A most respected teacher and mentor for forty
years, Henry Gilpin continues to impact the
world of photography with every image he makes
and student he teaches. Henry isn't changing
photography's direction but is substantiating
and clarifying it with his mastery of the technical
and aesthetic issues. He peels back the layers
of the day's ever-present noise and distractions
to show us what is truly there. With almost
an uncanny awareness of what's to come or happen
in front of the camera, Henry constructs balanced
compositions that would seem to take hours to
arrange yet, they are 'captured moments.' A
quiet, humble and complex individual with monumental
gifts freely shared to all.
Henry Gilpin began his photographic life in
Yosemite in 1959. He says it began as he held
the work of Paul Strand, Walker Evans, Edward
Weston, Ansel Adams and other early masters.

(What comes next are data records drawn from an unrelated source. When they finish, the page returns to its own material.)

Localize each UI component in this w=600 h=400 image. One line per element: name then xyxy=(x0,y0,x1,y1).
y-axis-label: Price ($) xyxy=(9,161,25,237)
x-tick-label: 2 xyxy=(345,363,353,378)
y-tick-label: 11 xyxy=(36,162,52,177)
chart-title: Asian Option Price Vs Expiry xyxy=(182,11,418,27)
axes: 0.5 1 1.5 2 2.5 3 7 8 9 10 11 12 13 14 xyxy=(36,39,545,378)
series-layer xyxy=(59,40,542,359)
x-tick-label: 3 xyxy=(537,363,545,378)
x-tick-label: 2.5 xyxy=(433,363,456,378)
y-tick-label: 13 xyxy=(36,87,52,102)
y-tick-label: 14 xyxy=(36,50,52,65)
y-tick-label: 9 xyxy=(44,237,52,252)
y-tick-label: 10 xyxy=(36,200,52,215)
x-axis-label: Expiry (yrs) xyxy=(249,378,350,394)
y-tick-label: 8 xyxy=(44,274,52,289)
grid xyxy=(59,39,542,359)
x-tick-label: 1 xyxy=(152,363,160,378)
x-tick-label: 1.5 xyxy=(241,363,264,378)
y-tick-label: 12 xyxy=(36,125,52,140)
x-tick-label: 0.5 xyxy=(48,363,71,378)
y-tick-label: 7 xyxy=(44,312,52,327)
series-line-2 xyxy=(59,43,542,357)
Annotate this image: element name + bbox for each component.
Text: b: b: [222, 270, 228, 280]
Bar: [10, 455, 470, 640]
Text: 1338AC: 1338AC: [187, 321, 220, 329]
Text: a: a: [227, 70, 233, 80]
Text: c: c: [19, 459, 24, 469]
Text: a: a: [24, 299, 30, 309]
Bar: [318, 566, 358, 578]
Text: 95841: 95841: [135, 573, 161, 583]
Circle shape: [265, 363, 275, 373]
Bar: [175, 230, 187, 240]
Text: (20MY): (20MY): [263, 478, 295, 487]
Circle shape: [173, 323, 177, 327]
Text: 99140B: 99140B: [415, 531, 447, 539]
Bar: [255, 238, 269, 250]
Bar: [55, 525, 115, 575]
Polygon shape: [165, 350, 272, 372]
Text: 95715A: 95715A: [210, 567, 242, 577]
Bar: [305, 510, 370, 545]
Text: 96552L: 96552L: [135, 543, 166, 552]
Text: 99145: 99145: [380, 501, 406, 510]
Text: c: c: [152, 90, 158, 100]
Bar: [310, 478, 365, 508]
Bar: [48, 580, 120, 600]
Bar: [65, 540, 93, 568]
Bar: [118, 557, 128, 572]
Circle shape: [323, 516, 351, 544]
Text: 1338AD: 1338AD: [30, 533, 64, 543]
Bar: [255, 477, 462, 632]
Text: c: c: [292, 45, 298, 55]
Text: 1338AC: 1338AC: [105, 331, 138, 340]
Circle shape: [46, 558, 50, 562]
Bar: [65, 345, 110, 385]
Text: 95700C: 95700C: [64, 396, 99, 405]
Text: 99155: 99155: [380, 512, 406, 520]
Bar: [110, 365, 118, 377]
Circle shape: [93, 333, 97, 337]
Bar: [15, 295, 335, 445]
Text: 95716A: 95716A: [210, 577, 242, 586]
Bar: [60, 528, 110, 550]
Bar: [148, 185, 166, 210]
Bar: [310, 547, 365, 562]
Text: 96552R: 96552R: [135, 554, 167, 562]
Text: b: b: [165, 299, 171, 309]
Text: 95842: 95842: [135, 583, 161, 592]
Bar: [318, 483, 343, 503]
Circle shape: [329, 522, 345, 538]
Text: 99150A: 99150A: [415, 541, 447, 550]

This was his introduction to all that a fine
photographic print could be!
Henry Gilpin has taught photography to students
at Monterey Peninsula College since 1963. A
background in engineering probably helped Gilpin's
understanding of the technical process of photography,
an area that Ansel Adams mastered, and Henry
Gilpin soon began teaching.
Gilpin's motto for his students is: Do it right,
do it yourself, and use the Zone System. Although
Gilpin personally chose to remain with his first
love of the full-tonal-range silver print, he
encourages his students to learn the new tools
of photography, the digital tools.
Gilpin enjoys making landscapes and abstracts
mostly. [He refers to abstracts as designs].
He also prefers to work with black-and-white
film. He uses a 2 1/4" x 2 1/4" or
5" x 7" format camera.
Aside from his college teaching career, he
has been instructor for many workshops over
the years, including Ansel Adams workshops in
Yosemite; the Friends of Photography; Owens
Valley Workshops; John Sexton Workshops; University
of California, Santa Cruz workshop; and the
University of Alaska.
Henry Gilpin's work has been collected and
exhibited internationally. He lives with his
wife, Doris, on the Monterey Peninsula.